I’m doing some copperwork (3/4″ pipe) in a wide gate I’m building. I usually give my (exposed) copper a light sanding with 150 grit to shine it up and allow it to start oxidizing faster, but I was wondering, what’s a good chemical or whatever that would clean the copper without the sanding??
After cleaning we only touch the copper wearing gloves, for the fingerprints..
here’s pic of some similar copperwork ..
Have you tried Brasso? I know we used alot of it in Army Basic Training to clean and polish all the pipes in the latrines. Those pipes were so polished that you could see your reflection in them. I used it once on an old tarnished tea kettle once and easily polished it.
Have you tried Brasso? I JUST LOVE THIS POST!Long ago... In the Army we POLISHED everything with Brasso!A General came in and we was ...standin' tall..He asked if this was a parade ground or a Latrine?? Geeeee....We just looked at each other and I said "But it is clean!'I got 30 days extra duty! DAMN!
WillGeorge,I'd hate to add up the numbers of cans of Brasso, Johnson's paste wax, and bottles of pine oil I have been part of consuming during my Army career. First as a trainee, then Drill Sergeant, and later as an instructor at a Drill Sergeant School. I had a First Sergeant that would reject any latrine that you could walk into with out gagging on the smell of pine.Brian
any kind of acid solution will clean copper.
Rub with half a lemon (citric acid) first dipped into a dish of salt i Buff with several clean rags, then rinse clean and dry .
Polish occasionally with Crocus cloth or a cotton buffing wheel charged with Jewelers rouge. No finger prints! Steinmetz.
Joe; Lots of things will work for your purposes but it would be best if you keep the acid effects minimized. I'd suggest that you boil a few peeled potatoes and use the water you boiled them in. This works like magic without excessive corrosion. It's cheap and readily available too. You can also make some nice potato salad from the boiled spuds!(:-)
Well I don't know the name of the stuff, but my mom uses it all the time on her copper bottomed pots & pans. It's an abrasive scouring powder available at the grocery store specifically made for copper cookware. About 15 seconds or so rubbing with a scouring pad then rinsed with water and the copper on the pots looks brand new.
If you build it he will come.
Edited 12/25/2005 8:56 pm ET by douglas2cats
how about that print that comes on your standard 1" copper pipe??I'd like to get that off too ..I might try that citric acid and salt, to hasten the patina.potato water? never heard that one.here's a good song ;-)

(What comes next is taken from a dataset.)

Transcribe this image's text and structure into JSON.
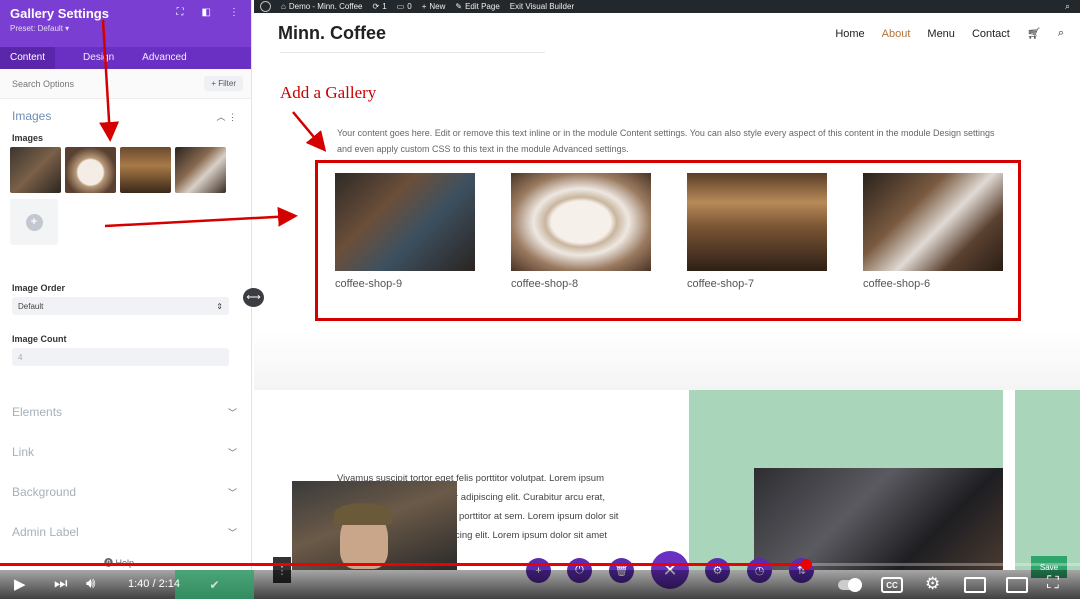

The potato water really works. Any solution works faster when it is warmer. Most salts will eat into copper surfaces rather quickly (including regular table salt) so a very dilute salt solution should also work well. One caution about salts is that they can keep on working until they are thoroughly washed off... so use them carefully. The salts also can damage plants if they are used in much quantity. Sparex is a commercial dip for all non ferrous metals and works well on copper but it seems like terrific overkill for your purpose.
The salts also can damage plants if they are used in much quantity. YEP.. The Romans did that to the farmers fields!
We use some stuff on our copper kitchen counters called "Barkeepers Friend". Dry powder you mix with water to a paste. Works really well and with a little E-grease you can bring up a high shine in no time.
"It seemed like a good idea at the time"
I use a solution of 1 part salt and 2 parts vinegar. The acid in the vinegar cleans and the salt helps with the scrubbing.